Riverfest's best seats rock with the waves



By Brenna R. Kelly
The Cincinnati Enquirer

[IMAGE] Joe Gilb of Anderson Township sips a beer as he sits on his 40-foot houseboat moored on the Newport bank of the Ohio River where he arrived Monday to claim a prime spot for the Riverfest fireworks.
(Patrick Reddy photo)
| ZOOM |
NEWPORT - When 500,000 people are searching for a parking place, riding a shuttle and trying to stake out a piece of grass for the WEBN/Toyota fireworks Sunday, Joe Gilb and seven other boaters will be enjoying the riverfront spot they've had for weeks.

For the past 19 years, Gilb, of Anderson Township, has been mooring his 40-foot boat, Carol J, on a muddy Newport riverbank for the big show.

"I don't know if it's any better than anyplace else," Gilb said, "but it's a little more convenient."

No bans on coolers here. No waiting in line for portable toilets. And when the fireworks are over, bed is only a few steps away.

"It's always the same bunch down here every year," Gilb said. They form a temporary community holding potluck cookouts and eating out together.

Boaters beach early - some two weeks before the event - to get a good spot and have a quiet riverfront existence - until Sunday.

"My son at Ohio State is bringing half his dorm down," said Ron Klaas, of Withamsville, who had his 38-foot boat Nadine moored on the bank.

Having a boat at the bank can spike one's popularity, especially a boat like Janet Raker and Bill Ruehl's. The couple lives year round on their 641/2-foot yacht.

"We are stars right now with all our friends," Raker said.

"One year we had 68 people," she said, recalling the 68 lifejackets she had to find.

Because the boats are beached on the Newport bank, they can stay in the closed section of the river, from the Roebling Suspension Bridge to the Interstate 471 bridge.

And they won't have to fight the boat congestion on the river. The U.S. Coast Guard expects 2,500 pleasure boats to jostle for spots to view the fireworks.

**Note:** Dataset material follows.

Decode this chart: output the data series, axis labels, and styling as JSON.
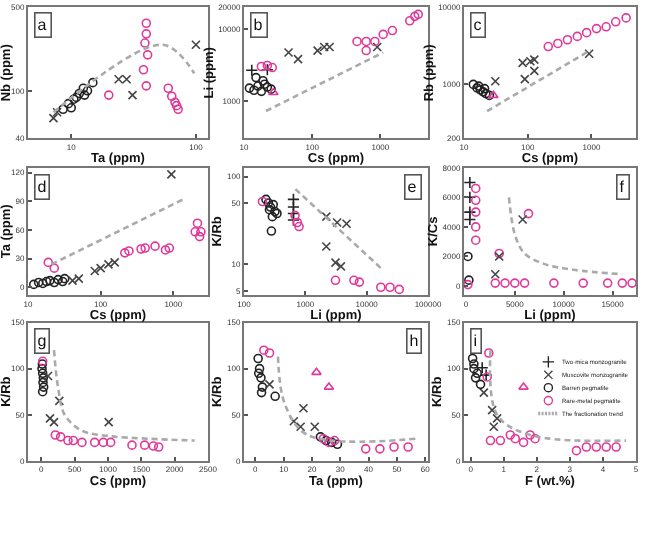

To make sure those boaters are following boating laws, the U.S. Coast Guard, Hamilton County Sheriff's Office, Kentucky Department of Fish and Wildlife, Ohio Department of Natural Resources and Covington police will all have officers patrolling the river.

The biggest problem during Riverfest is congestion, said Lt. Chris Rose, of the Coast Guard's Marine Safety Detachment in Cincinnati.

"Everyone is trying to get somewhere quickly," he said, particularly after the fireworks.